July 12, 2018 § Leave a comment
For years I watched several movies a week in theaters and more at home; hundreds per year. These days I rarely set foot in theaters, and the last film I saw in one was a documentary. As for features, what little isn’t of the superhero/action variety is usually unsatisfying, and often forgotten by the time I get home.
Further complicating matters are the increasingly compelling original series on streaming services. Nothing I’ve seen in this year has interested me as much as “The Handmaid’s Tale” and “The Crown,” so why make the trip to ArcLight? Fortunately, some relief has arrived via Deborah Graynik’s new film, “Leave No Trace.” Will, a war veteran with PTSD (Ben Foster) hides from civilization in the woods outside Portland with his teenage daughter Tom (Thomasin McKenzie). Father and daughter live harmoniously in primitive conditions until their inevitable discovery by park rangers. Though their re-entry into society yields mixed results, there are no villains or platitudes in “Leave No Trace,” and no violence. Social workers are sensitive and kind, as are Will and Tom’s new neighbors, but Will’s problems have no easy solutions.

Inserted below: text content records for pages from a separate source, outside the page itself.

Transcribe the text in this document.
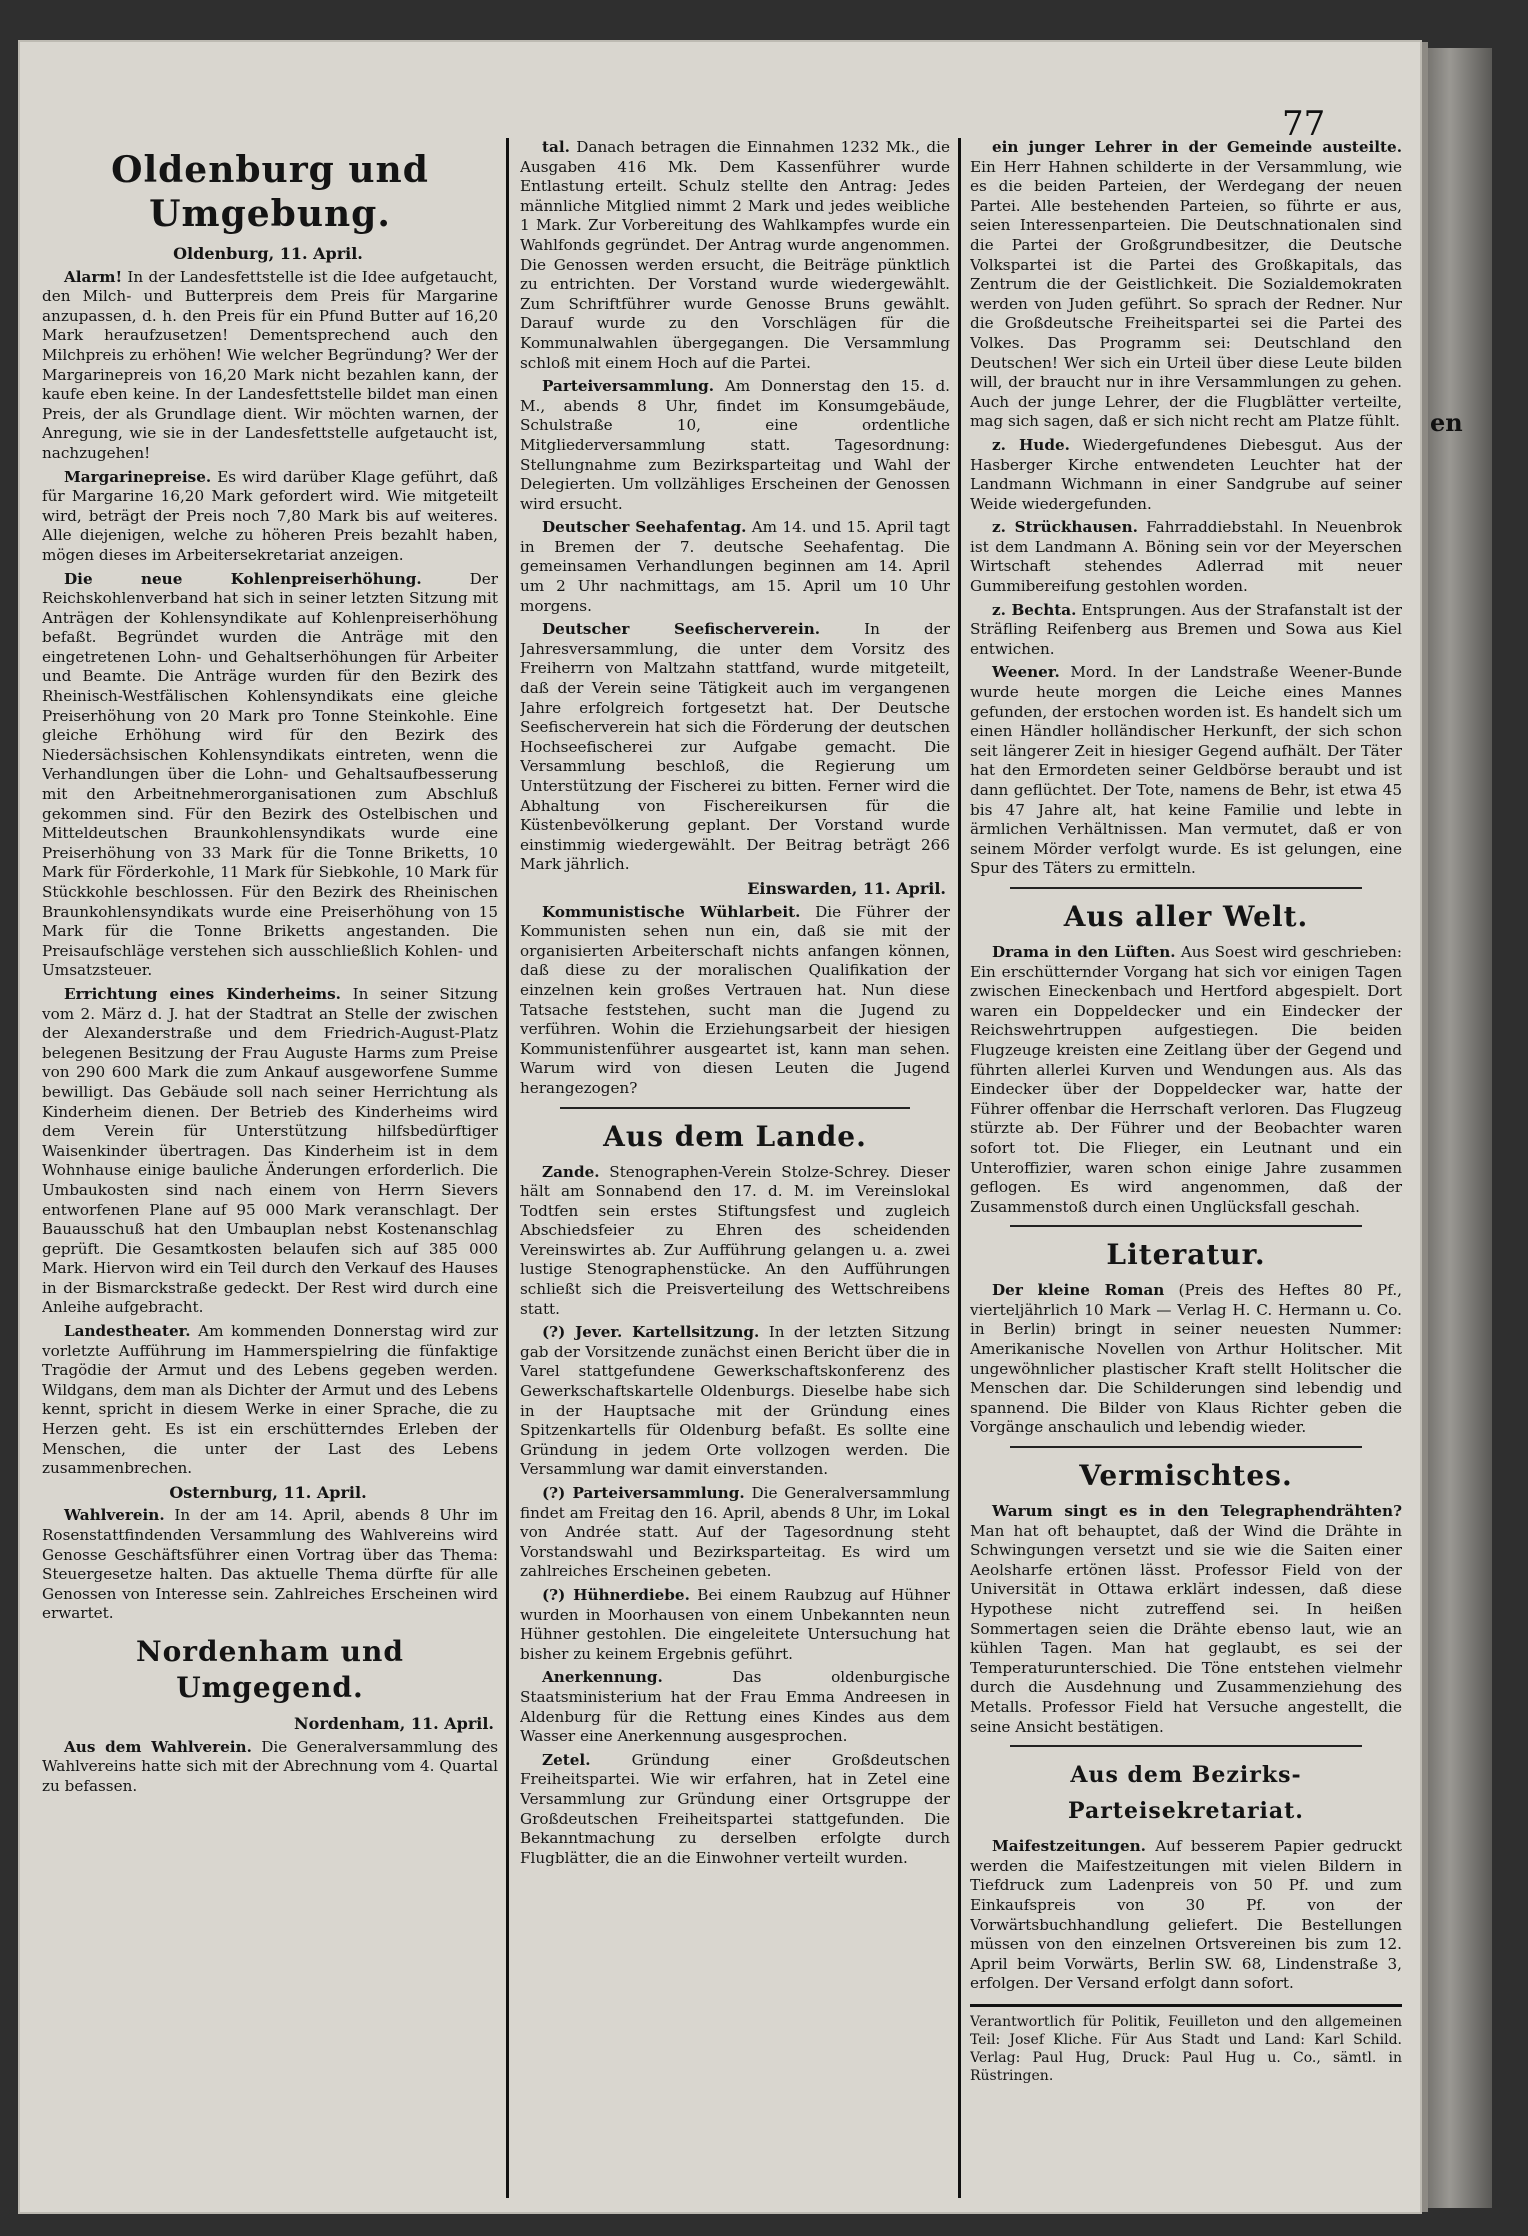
en
77
Oldenburg und Umgebung.
Oldenburg, 11. April.

Alarm! In der Landesfettstelle ist die Idee aufgetaucht, den Milch- und Butterpreis dem Preis für Margarine anzupassen, d. h. den Preis für ein Pfund Butter auf 16,20 Mark heraufzusetzen! Dementsprechend auch den Milchpreis zu erhöhen! Wie welcher Begründung? Wer der Margarinepreis von 16,20 Mark nicht bezahlen kann, der kaufe eben keine. In der Landesfettstelle bildet man einen Preis, der als Grundlage dient. Wir möchten warnen, der Anregung, wie sie in der Landesfettstelle aufgetaucht ist, nachzugehen!

Margarinepreise. Es wird darüber Klage geführt, daß für Margarine 16,20 Mark gefordert wird. Wie mitgeteilt wird, beträgt der Preis noch 7,80 Mark bis auf weiteres. Alle diejenigen, welche zu höheren Preis bezahlt haben, mögen dieses im Arbeitersekretariat anzeigen.

Die neue Kohlenpreiserhöhung.	Der Reichskohlenverband hat sich in seiner letzten Sitzung mit Anträgen der Kohlensyndikate auf Kohlenpreiserhöhung befaßt. Begründet wurden die Anträge mit den eingetretenen Lohn- und Gehaltserhöhungen für Arbeiter und Beamte. Die Anträge wurden für den Bezirk des Rheinisch-Westfälischen Kohlensyndikats eine gleiche Preiserhöhung von 20 Mark pro Tonne Steinkohle. Eine gleiche Erhöhung wird für den Bezirk des Niedersächsischen Kohlensyndikats eintreten, wenn die Verhandlungen über die Lohn- und Gehaltsaufbesserung mit den Arbeitnehmerorganisationen zum Abschluß gekommen sind. Für den Bezirk des Ostelbischen und Mitteldeutschen Braunkohlensyndikats wurde eine Preiserhöhung von 33 Mark für die Tonne Briketts, 10 Mark für Förderkohle, 11 Mark für Siebkohle, 10 Mark für Stückkohle beschlossen. Für den Bezirk des Rheinischen Braunkohlensyndikats wurde eine Preiserhöhung von 15 Mark für die Tonne Briketts angestanden. Die Preisaufschläge verstehen sich ausschließlich Kohlen- und Umsatzsteuer.

Errichtung eines Kinderheims. In seiner Sitzung vom 2. März d. J. hat der Stadtrat an Stelle der zwischen der Alexanderstraße und dem Friedrich-August-Platz belegenen Besitzung der Frau Auguste Harms zum Preise von 290 600 Mark die zum Ankauf ausgeworfene Summe bewilligt. Das Gebäude soll nach seiner Herrichtung als Kinderheim dienen. Der Betrieb des Kinderheims wird dem Verein für Unterstützung hilfsbedürftiger Waisenkinder übertragen. Das Kinderheim ist in dem Wohnhause einige bauliche Änderungen erforderlich. Die Umbaukosten sind nach einem von Herrn Sievers entworfenen Plane auf 95 000 Mark veranschlagt. Der Bauausschuß hat den Umbauplan nebst Kostenanschlag geprüft. Die Gesamtkosten belaufen sich auf 385 000 Mark. Hiervon wird ein Teil durch den Verkauf des Hauses in der Bismarckstraße gedeckt. Der Rest wird durch eine Anleihe aufgebracht.

Landestheater. Am kommenden Donnerstag wird zur vorletzte Aufführung im Hammerspielring die fünfaktige Tragödie der Armut und des Lebens gegeben werden. Wildgans, dem man als Dichter der Armut und des Lebens kennt, spricht in diesem Werke in einer Sprache, die zu Herzen geht. Es ist ein erschütterndes Erleben der Menschen, die unter der Last des Lebens zusammenbrechen.

Osternburg, 11. April.

Wahlverein. In der am 14. April, abends 8 Uhr im Rosenstattfindenden Versammlung des Wahlvereins wird Genosse Geschäftsführer einen Vortrag über das Thema: Steuergesetze halten. Das aktuelle Thema dürfte für alle Genossen von Interesse sein. Zahlreiches Erscheinen wird erwartet.

Nordenham und Umgegend.
Nordenham, 11. April.

Aus dem Wahlverein. Die Generalversammlung des Wahlvereins hatte sich mit der Abrechnung vom 4. Quartal zu befassen.

tal. Danach betragen die Einnahmen 1232 Mk., die Ausgaben 416 Mk. Dem Kassenführer wurde Entlastung erteilt. Schulz stellte den Antrag: Jedes männliche Mitglied nimmt 2 Mark und jedes weibliche 1 Mark. Zur Vorbereitung des Wahlkampfes wurde ein Wahlfonds gegründet. Der Antrag wurde angenommen. Die Genossen werden ersucht, die Beiträge pünktlich zu entrichten. Der Vorstand wurde wiedergewählt. Zum Schriftführer wurde Genosse Bruns gewählt. Darauf wurde zu den Vorschlägen für die Kommunalwahlen übergegangen. Die Versammlung schloß mit einem Hoch auf die Partei.

Parteiversammlung. Am Donnerstag den 15. d. M., abends 8 Uhr, findet im Konsumgebäude, Schulstraße 10, eine ordentliche Mitgliederversammlung statt. Tagesordnung: Stellungnahme zum Bezirksparteitag und Wahl der Delegierten. Um vollzähliges Erscheinen der Genossen wird ersucht.

Deutscher Seehafentag. Am 14. und 15. April tagt in Bremen der 7. deutsche Seehafentag. Die gemeinsamen Verhandlungen beginnen am 14. April um 2 Uhr nachmittags, am 15. April um 10 Uhr morgens.

Deutscher Seefischerverein.	In der Jahresversammlung, die unter dem Vorsitz des Freiherrn von Maltzahn stattfand, wurde mitgeteilt, daß der Verein seine Tätigkeit auch im vergangenen Jahre erfolgreich fortgesetzt hat. Der Deutsche Seefischerverein hat sich die Förderung der deutschen Hochseefischerei zur Aufgabe gemacht. Die Versammlung beschloß, die Regierung um Unterstützung der Fischerei zu bitten. Ferner wird die Abhaltung von Fischereikursen für die Küstenbevölkerung geplant. Der Vorstand wurde einstimmig wiedergewählt. Der Beitrag beträgt 266 Mark jährlich.

Einswarden, 11. April.

Kommunistische Wühlarbeit. Die Führer der Kommunisten sehen nun ein, daß sie mit der organisierten Arbeiterschaft nichts anfangen können, daß diese zu der moralischen Qualifikation der einzelnen kein großes Vertrauen hat. Nun diese Tatsache feststehen, sucht man die Jugend zu verführen. Wohin die Erziehungsarbeit der hiesigen Kommunistenführer ausgeartet ist, kann man sehen. Warum wird von diesen Leuten die Jugend herangezogen?

Aus dem Lande.

Zande. Stenographen-Verein Stolze-Schrey. Dieser hält am Sonnabend den 17. d. M. im Vereinslokal Todtfen sein erstes Stiftungsfest und zugleich Abschiedsfeier zu Ehren des scheidenden Vereinswirtes ab. Zur Aufführung gelangen u. a. zwei lustige Stenographenstücke. An den Aufführungen schließt sich die Preisverteilung des Wettschreibens statt.

(?) Jever. Kartellsitzung. In der letzten Sitzung gab der Vorsitzende zunächst einen Bericht über die in Varel stattgefundene Gewerkschaftskonferenz des Gewerkschaftskartelle Oldenburgs. Dieselbe habe sich in der Hauptsache mit der Gründung eines Spitzenkartells für Oldenburg befaßt. Es sollte eine Gründung in jedem Orte vollzogen werden. Die Versammlung war damit einverstanden.

(?) Parteiversammlung. Die Generalversammlung findet am Freitag den 16. April, abends 8 Uhr, im Lokal von Andrée statt. Auf der Tagesordnung steht Vorstandswahl und Bezirksparteitag. Es wird um zahlreiches Erscheinen gebeten.

(?) Hühnerdiebe. Bei einem Raubzug auf Hühner wurden in Moorhausen von einem Unbekannten neun Hühner gestohlen. Die eingeleitete Untersuchung hat bisher zu keinem Ergebnis geführt.

Anerkennung.	Das oldenburgische Staatsministerium hat der Frau Emma Andreesen in Aldenburg für die Rettung eines Kindes aus dem Wasser eine Anerkennung ausgesprochen.

Zetel.	Gründung einer Großdeutschen Freiheitspartei. Wie wir erfahren, hat in Zetel eine Versammlung zur Gründung einer Ortsgruppe der Großdeutschen Freiheitspartei stattgefunden. Die Bekanntmachung zu derselben erfolgte durch Flugblätter, die an die Einwohner verteilt wurden.

ein junger Lehrer in der Gemeinde austeilte. Ein Herr Hahnen schilderte in der Versammlung, wie es die beiden Parteien, der Werdegang der neuen Partei. Alle bestehenden Parteien, so führte er aus, seien Interessenparteien. Die Deutschnationalen sind die Partei der Großgrundbesitzer, die Deutsche Volkspartei ist die Partei des Großkapitals, das Zentrum die der Geistlichkeit. Die Sozialdemokraten werden von Juden geführt. So sprach der Redner. Nur die Großdeutsche Freiheitspartei sei die Partei des Volkes. Das Programm sei: Deutschland den Deutschen! Wer sich ein Urteil über diese Leute bilden will, der braucht nur in ihre Versammlungen zu gehen. Auch der junge Lehrer, der die Flugblätter verteilte, mag sich sagen, daß er sich nicht recht am Platze fühlt.

z. Hude. Wiedergefundenes Diebesgut. Aus der Hasberger Kirche entwendeten Leuchter hat der Landmann Wichmann in einer Sandgrube auf seiner Weide wiedergefunden.

z. Strückhausen. Fahrraddiebstahl. In Neuenbrok ist dem Landmann A. Böning sein vor der Meyerschen Wirtschaft stehendes Adlerrad mit neuer Gummibereifung gestohlen worden.

z. Bechta. Entsprungen. Aus der Strafanstalt ist der Sträfling Reifenberg aus Bremen und Sowa aus Kiel entwichen.

Weener. Mord. In der Landstraße Weener-Bunde wurde heute morgen die Leiche eines Mannes gefunden, der erstochen worden ist. Es handelt sich um einen Händler holländischer Herkunft, der sich schon seit längerer Zeit in hiesiger Gegend aufhält. Der Täter hat den Ermordeten seiner Geldbörse beraubt und ist dann geflüchtet. Der Tote, namens de Behr, ist etwa 45 bis 47 Jahre alt, hat keine Familie und lebte in ärmlichen Verhältnissen. Man vermutet, daß er von seinem Mörder verfolgt wurde. Es ist gelungen, eine Spur des Täters zu ermitteln.

Aus aller Welt.

Drama in den Lüften. Aus Soest wird geschrieben: Ein erschütternder Vorgang hat sich vor einigen Tagen zwischen Eineckenbach und Hertford abgespielt. Dort waren ein Doppeldecker und ein Eindecker der Reichswehrtruppen aufgestiegen. Die beiden Flugzeuge kreisten eine Zeitlang über der Gegend und führten allerlei Kurven und Wendungen aus. Als das Eindecker über der Doppeldecker war, hatte der Führer offenbar die Herrschaft verloren. Das Flugzeug stürzte ab. Der Führer und der Beobachter waren sofort tot. Die Flieger, ein Leutnant und ein Unteroffizier, waren schon einige Jahre zusammen geflogen. Es wird angenommen, daß der Zusammenstoß durch einen Unglücksfall geschah.

Literatur.

Der kleine Roman (Preis des Heftes 80 Pf., vierteljährlich 10 Mark — Verlag H. C. Hermann u. Co. in Berlin) bringt in seiner neuesten Nummer: Amerikanische Novellen von Arthur Holitscher. Mit ungewöhnlicher plastischer Kraft stellt Holitscher die Menschen dar. Die Schilderungen sind lebendig und spannend. Die Bilder von Klaus Richter geben die Vorgänge anschaulich und lebendig wieder.

Vermischtes.

Warum singt es in den Telegraphendrähten? Man hat oft behauptet, daß der Wind die Drähte in Schwingungen versetzt und sie wie die Saiten einer Aeolsharfe ertönen lässt. Professor Field von der Universität in Ottawa erklärt indessen, daß diese Hypothese nicht zutreffend sei. In heißen Sommertagen seien die Drähte ebenso laut, wie an kühlen Tagen. Man hat geglaubt, es sei der Temperaturunterschied. Die Töne entstehen vielmehr durch die Ausdehnung und Zusammenziehung des Metalls. Professor Field hat Versuche angestellt, die seine Ansicht bestätigen.

Aus dem Bezirks-Parteisekretariat.

Maifestzeitungen. Auf besserem Papier gedruckt werden die Maifestzeitungen mit vielen Bildern in Tiefdruck zum Ladenpreis von 50 Pf. und zum Einkaufspreis von 30 Pf. von der Vorwärtsbuchhandlung geliefert. Die Bestellungen müssen von den einzelnen Ortsvereinen bis zum 12. April beim Vorwärts, Berlin SW. 68, Lindenstraße 3, erfolgen. Der Versand erfolgt dann sofort.

Verantwortlich für Politik, Feuilleton und den allgemeinen Teil: Josef Kliche. Für Aus Stadt und Land: Karl Schild. Verlag: Paul Hug, Druck: Paul Hug u. Co., sämtl. in Rüstringen.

Foster and McKenzie are brilliant actors, though it pains me that American characters in this quintessentially American movie are played by an Australian and a New Zealander. Aside from that, I can find no fault with “Leave No Trace.” The film is visually beautiful, as would be expected from its Pacific Northwest setting, but more crucially it captures the passage of time as only film can do. For anyone who longs for movies about humans rather than superheroes, this one’s for you.